31
October
2014
|
00:00
Asia/Singapore

High idealism

“The highest reward for a man’s toil is not what he gets for it but what he becomes by it.”

John Ruskin

It was with these words that the Vice-Chancellor of the University of Glasgow (UoG) invoked the spirit of 19th-century English art critic, John Ruskin, at the recent graduation ceremony of the institution’s second cohort of students in Singapore.

procession1

The UoG graduation ceremony, which took place at Star Gallery, The Star Performing Arts Centre on 10 October, was held for students reading degree programmes in Aeronautical Engineering, Aerospace Systems, Mechanical Design Engineering, Mechatronics, Engineering Studies and Computing Science.

In his impassioned keynote address, Professor Anton Muscatelli, who is also principal of the university, first congratulated the graduates on achieving a major academic milestone.

While graduation ceremonies might represent momentous academic milestones, there was still much work to be done. Prof Muscatelli then pointed to Ruskin’s altruistic idealism and the importance of character building, calling on the graduates to think about their next challenge: “What do you think you will do with what you’ve become from this day henceforth?”

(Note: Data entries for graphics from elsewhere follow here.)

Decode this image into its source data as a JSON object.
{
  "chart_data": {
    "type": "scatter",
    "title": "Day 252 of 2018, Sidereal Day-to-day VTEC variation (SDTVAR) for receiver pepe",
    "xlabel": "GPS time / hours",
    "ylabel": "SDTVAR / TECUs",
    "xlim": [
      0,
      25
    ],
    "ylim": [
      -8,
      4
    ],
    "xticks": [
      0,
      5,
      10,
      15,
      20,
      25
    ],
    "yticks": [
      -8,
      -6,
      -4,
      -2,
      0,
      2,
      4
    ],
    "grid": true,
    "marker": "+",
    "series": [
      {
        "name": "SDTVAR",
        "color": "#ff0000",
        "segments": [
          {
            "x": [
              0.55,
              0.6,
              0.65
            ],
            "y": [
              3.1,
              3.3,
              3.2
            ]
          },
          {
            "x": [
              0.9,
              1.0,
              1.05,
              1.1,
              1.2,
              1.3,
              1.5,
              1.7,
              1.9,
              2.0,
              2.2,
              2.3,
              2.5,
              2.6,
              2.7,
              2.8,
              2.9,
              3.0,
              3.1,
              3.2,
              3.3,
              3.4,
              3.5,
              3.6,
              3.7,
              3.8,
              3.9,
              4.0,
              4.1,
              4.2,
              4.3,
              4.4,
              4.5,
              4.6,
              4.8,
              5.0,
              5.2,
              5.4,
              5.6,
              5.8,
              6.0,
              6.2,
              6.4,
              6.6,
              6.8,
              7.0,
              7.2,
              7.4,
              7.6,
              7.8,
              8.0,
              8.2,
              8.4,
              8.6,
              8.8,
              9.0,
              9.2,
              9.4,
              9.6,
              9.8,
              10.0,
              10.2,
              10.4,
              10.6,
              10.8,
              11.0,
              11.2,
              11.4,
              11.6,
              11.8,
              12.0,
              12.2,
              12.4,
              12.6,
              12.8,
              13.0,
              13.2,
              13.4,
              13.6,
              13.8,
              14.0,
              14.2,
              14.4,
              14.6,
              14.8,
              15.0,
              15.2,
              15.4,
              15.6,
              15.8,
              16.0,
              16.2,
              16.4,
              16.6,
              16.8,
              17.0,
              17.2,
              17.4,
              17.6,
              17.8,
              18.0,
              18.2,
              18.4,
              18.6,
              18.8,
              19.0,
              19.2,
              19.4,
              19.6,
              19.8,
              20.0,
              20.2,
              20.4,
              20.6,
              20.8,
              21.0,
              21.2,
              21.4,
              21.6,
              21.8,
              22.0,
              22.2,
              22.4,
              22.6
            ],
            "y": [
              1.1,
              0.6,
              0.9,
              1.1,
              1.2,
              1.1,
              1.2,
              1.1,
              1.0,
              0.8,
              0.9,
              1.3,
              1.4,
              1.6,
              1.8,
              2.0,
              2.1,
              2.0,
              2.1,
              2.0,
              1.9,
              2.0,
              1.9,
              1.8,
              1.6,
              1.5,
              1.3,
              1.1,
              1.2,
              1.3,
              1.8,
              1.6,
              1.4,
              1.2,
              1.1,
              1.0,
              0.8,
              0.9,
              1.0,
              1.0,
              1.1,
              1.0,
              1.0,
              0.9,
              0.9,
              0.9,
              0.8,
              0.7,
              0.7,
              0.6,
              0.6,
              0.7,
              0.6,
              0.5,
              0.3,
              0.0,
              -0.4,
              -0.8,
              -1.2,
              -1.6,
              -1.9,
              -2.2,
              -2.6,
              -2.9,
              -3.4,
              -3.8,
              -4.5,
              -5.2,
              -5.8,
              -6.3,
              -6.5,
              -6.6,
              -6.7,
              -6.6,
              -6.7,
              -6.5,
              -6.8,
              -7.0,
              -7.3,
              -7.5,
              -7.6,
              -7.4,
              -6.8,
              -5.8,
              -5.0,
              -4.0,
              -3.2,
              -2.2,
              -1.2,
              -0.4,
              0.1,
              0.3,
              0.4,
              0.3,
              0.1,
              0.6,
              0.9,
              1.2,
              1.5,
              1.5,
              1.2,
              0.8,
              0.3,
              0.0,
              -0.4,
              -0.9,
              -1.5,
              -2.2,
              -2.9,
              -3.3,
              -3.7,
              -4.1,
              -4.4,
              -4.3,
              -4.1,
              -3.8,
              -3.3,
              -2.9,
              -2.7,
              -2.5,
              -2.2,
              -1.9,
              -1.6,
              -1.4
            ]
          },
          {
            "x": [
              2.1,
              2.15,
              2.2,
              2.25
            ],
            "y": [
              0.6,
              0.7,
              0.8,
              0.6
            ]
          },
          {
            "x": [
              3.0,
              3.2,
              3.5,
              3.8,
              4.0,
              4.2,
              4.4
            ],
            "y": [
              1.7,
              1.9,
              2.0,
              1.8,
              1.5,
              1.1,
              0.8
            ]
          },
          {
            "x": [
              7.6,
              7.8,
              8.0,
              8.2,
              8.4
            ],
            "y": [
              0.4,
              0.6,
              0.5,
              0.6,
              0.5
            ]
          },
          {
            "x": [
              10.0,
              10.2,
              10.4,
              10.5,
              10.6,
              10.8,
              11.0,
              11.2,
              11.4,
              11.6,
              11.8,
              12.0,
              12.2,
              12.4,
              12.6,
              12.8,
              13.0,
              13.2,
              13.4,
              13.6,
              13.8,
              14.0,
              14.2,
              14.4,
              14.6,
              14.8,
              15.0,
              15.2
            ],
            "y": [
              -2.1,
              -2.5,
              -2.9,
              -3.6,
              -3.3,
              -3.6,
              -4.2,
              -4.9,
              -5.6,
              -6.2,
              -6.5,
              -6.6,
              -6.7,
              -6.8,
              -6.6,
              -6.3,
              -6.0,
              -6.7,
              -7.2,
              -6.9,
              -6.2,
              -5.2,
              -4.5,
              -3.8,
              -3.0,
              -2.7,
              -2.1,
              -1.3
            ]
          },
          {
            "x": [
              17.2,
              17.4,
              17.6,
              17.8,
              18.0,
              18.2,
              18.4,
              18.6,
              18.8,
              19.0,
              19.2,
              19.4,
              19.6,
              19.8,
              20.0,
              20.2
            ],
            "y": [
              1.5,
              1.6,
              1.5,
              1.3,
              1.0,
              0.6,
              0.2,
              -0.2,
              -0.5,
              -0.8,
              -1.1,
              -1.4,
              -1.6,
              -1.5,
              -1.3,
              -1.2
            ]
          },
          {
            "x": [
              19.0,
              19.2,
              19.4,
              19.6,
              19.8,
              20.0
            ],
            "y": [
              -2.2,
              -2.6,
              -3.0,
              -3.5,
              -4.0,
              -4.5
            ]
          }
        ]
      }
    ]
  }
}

Expounding on the “fundamental potential of education to transform”, Prof Muscatelli who was also the ceremonial Bedellus, said he saw the graduates as “people who have been transformed with something of real value to offer”, and who are “able to interact and contribute to society”.

In closing, Prof Muscatelli, whose speech was warmly applauded by the audience, offered these parting words of wisdom: “The ball is now firmly in your court and your success has put you in the league of those who can take the lead and make the difference. You now have the opportunity and privilege, skills and ability to make this world a better place. The world is your oyster and it’s waiting for you.”

Graduation class

The ceremony rounded off with the graduates receiving their scrolls on stage, wearing hoods in colours representing the myriad flora of Scotland. As they made their way across the stage, in authentic Glaswegian tradition, the graduates bowed and handed their hood to the Bedellus who touched them lightly on the head and ‘capped’ them with UGS’ signature flat velvet cap.